Can you summarize all the data that we gather over this thread into one
Yes - hope it helps.
- what kernel does it happens? Seems like 3.0 and 3.1 hit it easily,
2.6.38 some times, 2.6.32 is fine. Did you test anything between
2.6.32 and 2.6.38?
Hits very easily: 3.0.4 and 3.1-rc5
Very rare: 2.6.38 - as it happened only some times i cannot 100%
guarantee that it is really the same issue
No issues at all: 2.6.32
I've not tested anything between 2.6.32 as i cannot reproduce it under
2.6.38 at all - seen once a week of 500.
I've seen this only on multi core CPUs with > 2.8Ghz and fast SAS Raid
10 or SSD. I cannot say if it's the CPU or the fast disks - as our low
cost systems have only small CPUs and the high end ones have big cpus
with fast disks.
- what hardware hits it often/sometimes/never?
What do you exactly mean? I've seen this on 1TB and 160GB SSD devices
with totally different disk layout.
- what is the fs geometry?
- what is the hardware?
- is this a 32 or 64-bit kernel, or do you run both?

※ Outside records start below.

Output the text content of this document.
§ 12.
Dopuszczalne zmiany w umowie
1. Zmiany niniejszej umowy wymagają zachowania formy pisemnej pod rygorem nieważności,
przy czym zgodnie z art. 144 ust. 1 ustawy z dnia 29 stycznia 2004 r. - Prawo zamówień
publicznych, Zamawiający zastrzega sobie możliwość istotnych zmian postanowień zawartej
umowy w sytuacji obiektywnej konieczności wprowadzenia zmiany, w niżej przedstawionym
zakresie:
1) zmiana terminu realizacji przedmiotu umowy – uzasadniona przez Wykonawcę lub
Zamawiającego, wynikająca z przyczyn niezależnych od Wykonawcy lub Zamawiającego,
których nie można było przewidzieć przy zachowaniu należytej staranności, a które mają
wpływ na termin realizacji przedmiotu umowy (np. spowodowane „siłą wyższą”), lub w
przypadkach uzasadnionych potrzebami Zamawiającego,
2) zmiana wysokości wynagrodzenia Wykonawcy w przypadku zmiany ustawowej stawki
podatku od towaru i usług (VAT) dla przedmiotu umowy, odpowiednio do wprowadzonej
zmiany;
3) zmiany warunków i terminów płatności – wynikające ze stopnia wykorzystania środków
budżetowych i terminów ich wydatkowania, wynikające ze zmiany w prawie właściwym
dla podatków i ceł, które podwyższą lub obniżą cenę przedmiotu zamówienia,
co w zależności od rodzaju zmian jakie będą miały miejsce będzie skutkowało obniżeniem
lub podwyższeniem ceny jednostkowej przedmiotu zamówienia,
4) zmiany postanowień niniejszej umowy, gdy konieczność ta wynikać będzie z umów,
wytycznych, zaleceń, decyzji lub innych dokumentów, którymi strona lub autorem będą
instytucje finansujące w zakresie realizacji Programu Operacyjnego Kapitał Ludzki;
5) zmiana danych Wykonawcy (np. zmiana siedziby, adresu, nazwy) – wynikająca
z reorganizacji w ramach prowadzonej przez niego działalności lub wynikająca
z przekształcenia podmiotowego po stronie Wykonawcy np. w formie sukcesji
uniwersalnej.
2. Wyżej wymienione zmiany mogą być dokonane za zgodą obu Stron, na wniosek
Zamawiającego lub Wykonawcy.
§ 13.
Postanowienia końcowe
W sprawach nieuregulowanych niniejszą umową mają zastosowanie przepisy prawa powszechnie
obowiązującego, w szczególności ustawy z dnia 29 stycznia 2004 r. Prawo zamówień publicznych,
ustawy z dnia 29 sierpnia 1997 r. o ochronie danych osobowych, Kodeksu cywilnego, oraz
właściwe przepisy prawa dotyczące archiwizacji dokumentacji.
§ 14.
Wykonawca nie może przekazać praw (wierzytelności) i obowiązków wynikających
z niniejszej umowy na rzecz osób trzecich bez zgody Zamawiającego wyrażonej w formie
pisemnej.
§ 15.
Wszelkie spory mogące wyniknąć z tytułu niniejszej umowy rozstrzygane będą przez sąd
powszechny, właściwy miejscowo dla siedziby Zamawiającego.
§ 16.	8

I'm pretty sure most got posted somewhere, but let's get a summary
as things was a bit confusing sometimes.
I'm nearly willing todo anything to solve this. What can i do to help.
My last hope from today was to get some code lines with kgdb - sadly it
does not happen at all when kgdb is attached ;-(
Note that 2.6.38 moved the whole log grant code to a lockless algorithm,
so this might be a likely culprit if you're managing to hit race windows
no one else does, i.e. this really is a timing issue.